Good overview of Jewish history and the events leading up to the creation of the modern nation of Israel, as well as an examination of what has happened in Israel since then. I also appreciated Harvey weaving in his own experiences and growth away from the zionism he was raised in. I think both of these facets—international vs personal history—could have each been expanded into their own graphic novels, but it worked well enough here.
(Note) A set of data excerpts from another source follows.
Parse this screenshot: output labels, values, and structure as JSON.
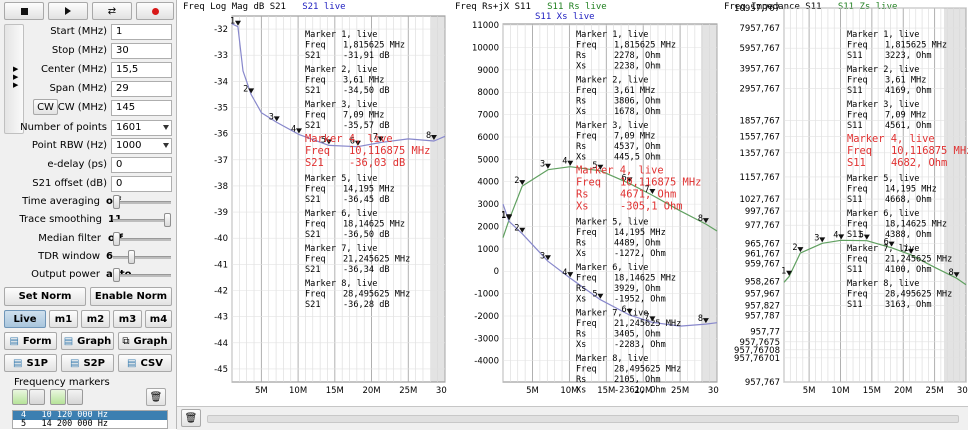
{
  "toolbar": {
    "stop_icon": "stop-icon",
    "play_icon": "play-icon",
    "toggle_icon": "swap-icon",
    "record_icon": "record-icon"
  },
  "freq": {
    "start_label": "Start (MHz)",
    "start_value": "1",
    "stop_label": "Stop (MHz)",
    "stop_value": "30",
    "center_label": "Center (MHz)",
    "center_value": "15,5",
    "span_label": "Span (MHz)",
    "span_value": "29",
    "cw_button": "CW",
    "cw_label": "CW (MHz)",
    "cw_value": "145",
    "points_label": "Number of points",
    "points_value": "1601",
    "rbw_label": "Point RBW (Hz)",
    "rbw_value": "1000",
    "edelay_label": "e-delay (ps)",
    "edelay_value": "0",
    "offset_label": "S21 offset (dB)",
    "offset_value": "0"
  },
  "settings": {
    "time_avg_label": "Time averaging",
    "time_avg_value": "off",
    "time_avg_level": 0,
    "smoothing_label": "Trace smoothing",
    "smoothing_value": "11",
    "smoothing_level": 1,
    "median_label": "Median filter",
    "median_value": "off",
    "median_level": 0,
    "tdr_label": "TDR window",
    "tdr_value": "6",
    "tdr_level": 0.3,
    "power_label": "Output power",
    "power_value": "auto",
    "power_level": 0
  },
  "norm": {
    "set_label": "Set Norm",
    "enable_label": "Enable Norm"
  },
  "modes": {
    "live": "Live",
    "m1": "m1",
    "m2": "m2",
    "m3": "m3",
    "m4": "m4"
  },
  "actions": {
    "form": "Form",
    "graph1": "Graph",
    "graph2": "Graph",
    "s1p": "S1P",
    "s2p": "S2P",
    "csv": "CSV"
  },
  "markers_panel": {
    "title": "Frequency markers",
    "trash_icon": "trash-icon",
    "list": [
      {
        "index": "4",
        "freq": "10 120 000 Hz"
      },
      {
        "index": "5",
        "freq": "14 200 000 Hz"
      }
    ]
  },
  "accent": "#3c7fb1",
  "chart_data": [
    {
      "type": "line",
      "title": "Freq Log Mag dB S21",
      "legend": "S21 live",
      "legend_color": "#2020c0",
      "xlim": [
        1,
        30
      ],
      "ylim": [
        -45.5,
        -31.5
      ],
      "x_ticks": [
        5,
        10,
        15,
        20,
        25,
        30
      ],
      "x_tick_labels": [
        "5M",
        "10M",
        "15M",
        "20M",
        "25M",
        "30M"
      ],
      "y_ticks": [
        "-32",
        "-33",
        "-34",
        "-35",
        "-36",
        "-37",
        "-38",
        "-39",
        "-40",
        "-41",
        "-42",
        "-43",
        "-44",
        "-45"
      ],
      "series": [
        {
          "name": "S21 live",
          "color": "#8888cc",
          "x": [
            1,
            1.8,
            2.5,
            3.6,
            5,
            7.1,
            10.1,
            14.2,
            18.1,
            21.2,
            25,
            28.5,
            30
          ],
          "y": [
            -31.8,
            -31.91,
            -33.6,
            -34.5,
            -35.2,
            -35.57,
            -36.03,
            -36.45,
            -36.5,
            -36.34,
            -36.2,
            -36.28,
            -36.1
          ]
        }
      ],
      "markers": [
        {
          "id": "1",
          "x": 1.815625,
          "y": -31.91
        },
        {
          "id": "2",
          "x": 3.61,
          "y": -34.5
        },
        {
          "id": "3",
          "x": 7.09,
          "y": -35.57
        },
        {
          "id": "4",
          "x": 10.116875,
          "y": -36.03
        },
        {
          "id": "5",
          "x": 14.195,
          "y": -36.45
        },
        {
          "id": "6",
          "x": 18.14625,
          "y": -36.5
        },
        {
          "id": "7",
          "x": 21.245625,
          "y": -36.34
        },
        {
          "id": "8",
          "x": 28.495625,
          "y": -36.28
        }
      ],
      "marker_readouts": [
        {
          "title": "Marker 1, live",
          "lines": [
            [
              "Freq",
              "1,815625 MHz"
            ],
            [
              "S21",
              "-31,91 dB"
            ]
          ]
        },
        {
          "title": "Marker 2, live",
          "lines": [
            [
              "Freq",
              "3,61 MHz"
            ],
            [
              "S21",
              "-34,50 dB"
            ]
          ]
        },
        {
          "title": "Marker 3, live",
          "lines": [
            [
              "Freq",
              "7,09 MHz"
            ],
            [
              "S21",
              "-35,57 dB"
            ]
          ]
        },
        {
          "title": "Marker 4, live",
          "highlight": true,
          "lines": [
            [
              "Freq",
              "10,116875 MHz"
            ],
            [
              "S21",
              "-36,03 dB"
            ]
          ]
        },
        {
          "title": "Marker 5, live",
          "lines": [
            [
              "Freq",
              "14,195 MHz"
            ],
            [
              "S21",
              "-36,45 dB"
            ]
          ]
        },
        {
          "title": "Marker 6, live",
          "lines": [
            [
              "Freq",
              "18,14625 MHz"
            ],
            [
              "S21",
              "-36,50 dB"
            ]
          ]
        },
        {
          "title": "Marker 7, live",
          "lines": [
            [
              "Freq",
              "21,245625 MHz"
            ],
            [
              "S21",
              "-36,34 dB"
            ]
          ]
        },
        {
          "title": "Marker 8, live",
          "lines": [
            [
              "Freq",
              "28,495625 MHz"
            ],
            [
              "S21",
              "-36,28 dB"
            ]
          ]
        }
      ]
    },
    {
      "type": "line",
      "title": "Freq Rs+jX S11",
      "legend": "S11 Rs live",
      "legend2": "S11 Xs live",
      "legend_color": "#208020",
      "legend2_color": "#2020c0",
      "xlim": [
        1,
        30
      ],
      "ylim": [
        -4950,
        11050
      ],
      "x_ticks": [
        5,
        10,
        15,
        20,
        25,
        30
      ],
      "x_tick_labels": [
        "5M",
        "10M",
        "15M",
        "20M",
        "25M",
        "30M"
      ],
      "y_ticks": [
        "11000",
        "10000",
        "9000",
        "8000",
        "7000",
        "6000",
        "5000",
        "4000",
        "3000",
        "2000",
        "1000",
        "0",
        "-1000",
        "-2000",
        "-3000",
        "-4000"
      ],
      "series": [
        {
          "name": "S11 Rs live",
          "color": "#60a060",
          "x": [
            1,
            1.8,
            3.6,
            7.1,
            10.1,
            14.2,
            18.1,
            21.2,
            25,
            28.5,
            30
          ],
          "y": [
            1500,
            2278,
            3806,
            4537,
            4671,
            4489,
            3929,
            3405,
            2700,
            2105,
            1800
          ]
        },
        {
          "name": "S11 Xs live",
          "color": "#8888cc",
          "x": [
            1,
            1.8,
            3.6,
            7.1,
            10.1,
            14.2,
            18.1,
            21.2,
            25,
            28.5,
            30
          ],
          "y": [
            3000,
            2238,
            1678,
            445.5,
            -305.1,
            -1272,
            -1952,
            -2283,
            -2450,
            -2361,
            -2300
          ]
        }
      ],
      "markers": [
        {
          "id": "1",
          "x": 1.815625,
          "y": 2278
        },
        {
          "id": "2",
          "x": 3.61,
          "y": 3806
        },
        {
          "id": "3",
          "x": 7.09,
          "y": 4537
        },
        {
          "id": "4",
          "x": 10.116875,
          "y": 4671
        },
        {
          "id": "5",
          "x": 14.195,
          "y": 4489
        },
        {
          "id": "6",
          "x": 18.14625,
          "y": 3929
        },
        {
          "id": "7",
          "x": 21.245625,
          "y": 3405
        },
        {
          "id": "8",
          "x": 28.495625,
          "y": 2105
        },
        {
          "id": "1",
          "x": 1.815625,
          "y": 2238
        },
        {
          "id": "2",
          "x": 3.61,
          "y": 1678
        },
        {
          "id": "3",
          "x": 7.09,
          "y": 445.5
        },
        {
          "id": "4",
          "x": 10.116875,
          "y": -305.1
        },
        {
          "id": "5",
          "x": 14.195,
          "y": -1272
        },
        {
          "id": "6",
          "x": 18.14625,
          "y": -1952
        },
        {
          "id": "7",
          "x": 21.245625,
          "y": -2283
        },
        {
          "id": "8",
          "x": 28.495625,
          "y": -2361
        }
      ],
      "marker_readouts": [
        {
          "title": "Marker 1, live",
          "lines": [
            [
              "Freq",
              "1,815625 MHz"
            ],
            [
              "Rs",
              "2278, Ohm"
            ],
            [
              "Xs",
              "2238, Ohm"
            ]
          ]
        },
        {
          "title": "Marker 2, live",
          "lines": [
            [
              "Freq",
              "3,61 MHz"
            ],
            [
              "Rs",
              "3806, Ohm"
            ],
            [
              "Xs",
              "1678, Ohm"
            ]
          ]
        },
        {
          "title": "Marker 3, live",
          "lines": [
            [
              "Freq",
              "7,09 MHz"
            ],
            [
              "Rs",
              "4537, Ohm"
            ],
            [
              "Xs",
              "445,5 Ohm"
            ]
          ]
        },
        {
          "title": "Marker 4, live",
          "highlight": true,
          "lines": [
            [
              "Freq",
              "10,116875 MHz"
            ],
            [
              "Rs",
              "4671, Ohm"
            ],
            [
              "Xs",
              "-305,1 Ohm"
            ]
          ]
        },
        {
          "title": "Marker 5, live",
          "lines": [
            [
              "Freq",
              "14,195 MHz"
            ],
            [
              "Rs",
              "4489, Ohm"
            ],
            [
              "Xs",
              "-1272, Ohm"
            ]
          ]
        },
        {
          "title": "Marker 6, live",
          "lines": [
            [
              "Freq",
              "18,14625 MHz"
            ],
            [
              "Rs",
              "3929, Ohm"
            ],
            [
              "Xs",
              "-1952, Ohm"
            ]
          ]
        },
        {
          "title": "Marker 7, live",
          "lines": [
            [
              "Freq",
              "21,245625 MHz"
            ],
            [
              "Rs",
              "3405, Ohm"
            ],
            [
              "Xs",
              "-2283, Ohm"
            ]
          ]
        },
        {
          "title": "Marker 8, live",
          "lines": [
            [
              "Freq",
              "28,495625 MHz"
            ],
            [
              "Rs",
              "2105, Ohm"
            ],
            [
              "Xs",
              "-2361, Ohm"
            ]
          ]
        }
      ]
    },
    {
      "type": "line",
      "title": "Freq Impedance S11",
      "legend": "S11 Zs live",
      "legend_color": "#208020",
      "xlim": [
        1,
        30
      ],
      "ylim": [
        -1,
        14
      ],
      "x_ticks": [
        5,
        10,
        15,
        20,
        25,
        30
      ],
      "x_tick_labels": [
        "5M",
        "10M",
        "15M",
        "20M",
        "25M",
        "30M"
      ],
      "y_ticks": [
        "10957,767",
        "7957,767",
        "5957,767",
        "3957,767",
        "2957,767",
        "1857,767",
        "1557,767",
        "1357,767",
        "1157,767",
        "1027,767",
        "997,767",
        "977,767",
        "965,767",
        "961,767",
        "959,767",
        "958,267",
        "957,967",
        "957,827",
        "957,787",
        "957,77",
        "957,7675",
        "957,76708",
        "957,76701",
        "957,767"
      ],
      "y_tick_rows": [
        0,
        1,
        2,
        3,
        4,
        5.6,
        6.4,
        7.2,
        8.4,
        9.5,
        10.1,
        10.8,
        11.7,
        12.2,
        12.7,
        13.6,
        14.2,
        14.8,
        15.3,
        16.1,
        16.6,
        17.0,
        17.4,
        18.6
      ],
      "series": [
        {
          "name": "S11 Zs live",
          "color": "#60a060",
          "x": [
            1,
            1.8,
            3.6,
            7.1,
            10.1,
            14.2,
            18.1,
            21.2,
            25,
            28.5,
            30
          ],
          "y": [
            3.0,
            3.223,
            4.169,
            4.561,
            4.682,
            4.668,
            4.388,
            4.1,
            3.6,
            3.163,
            2.9
          ]
        }
      ],
      "markers": [
        {
          "id": "1",
          "x": 1.815625,
          "y": 3.223
        },
        {
          "id": "2",
          "x": 3.61,
          "y": 4.169
        },
        {
          "id": "3",
          "x": 7.09,
          "y": 4.561
        },
        {
          "id": "4",
          "x": 10.116875,
          "y": 4.682
        },
        {
          "id": "5",
          "x": 14.195,
          "y": 4.668
        },
        {
          "id": "6",
          "x": 18.14625,
          "y": 4.388
        },
        {
          "id": "7",
          "x": 21.245625,
          "y": 4.1
        },
        {
          "id": "8",
          "x": 28.495625,
          "y": 3.163
        }
      ],
      "marker_readouts": [
        {
          "title": "Marker 1, live",
          "lines": [
            [
              "Freq",
              "1,815625 MHz"
            ],
            [
              "S11",
              "3223, Ohm"
            ]
          ]
        },
        {
          "title": "Marker 2, live",
          "lines": [
            [
              "Freq",
              "3,61 MHz"
            ],
            [
              "S11",
              "4169, Ohm"
            ]
          ]
        },
        {
          "title": "Marker 3, live",
          "lines": [
            [
              "Freq",
              "7,09 MHz"
            ],
            [
              "S11",
              "4561, Ohm"
            ]
          ]
        },
        {
          "title": "Marker 4, live",
          "highlight": true,
          "lines": [
            [
              "Freq",
              "10,116875 MHz"
            ],
            [
              "S11",
              "4682, Ohm"
            ]
          ]
        },
        {
          "title": "Marker 5, live",
          "lines": [
            [
              "Freq",
              "14,195 MHz"
            ],
            [
              "S11",
              "4668, Ohm"
            ]
          ]
        },
        {
          "title": "Marker 6, live",
          "lines": [
            [
              "Freq",
              "18,14625 MHz"
            ],
            [
              "S11",
              "4388, Ohm"
            ]
          ]
        },
        {
          "title": "Marker 7, live",
          "lines": [
            [
              "Freq",
              "21,245625 MHz"
            ],
            [
              "S11",
              "4100, Ohm"
            ]
          ]
        },
        {
          "title": "Marker 8, live",
          "lines": [
            [
              "Freq",
              "28,495625 MHz"
            ],
            [
              "S11",
              "3163, Ohm"
            ]
          ]
        }
      ]
    }
  ]
}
However. I was quite dismayed, and even disgusted, by the ultimate conclusion that “Israel and Palestine just need to stop fighting.” What a horrible oversimplification, and one that feels hollow and like the authors of this book didn’t even read the pages leading up to that final discussion.

I first heard Palestine called the world’s largest open-air prison in 2021. It may have been around the time that protests in Palestine erupted when Israel tried to forcibly evict Palestinians so they (Israel) could make way for Jewish settlers. Thousands of Palestinians were injured or arrested in Israel’s excessive and deadly response.

Palestinians have tried every method possible to get Israel off their backs and allow them to live in peace and independence. Some of these methods have been peaceful, and some have been violent. But Israel has *always* responded with excessive force and a level of violence that is sickening to think of. See also their current genocide of Palestinians in response to 695 Israeli citizens’ deaths (a death toll number that has fallen drastically from Israel’s original claim of what? 1,400?).

What is an oppressed people supposed to do when they are slowly being squashed out of existence? Lay down and let it happen? Stop resisting in hopes that their oppressor will suddenly see their humanity?

C’mon.

I was excited for this book and what it could've been. Unfortunately, it's another moderate take on Israel proposing a two state solution. I wish it had more memoir rather than oversimplified history and perpetuating ideas like Jews are the most victimized group in all of space and time. We've learned to have empathy for "the Arabs" (he won't call them Palestinians) but haven't unlearned any western or zionist propaganda.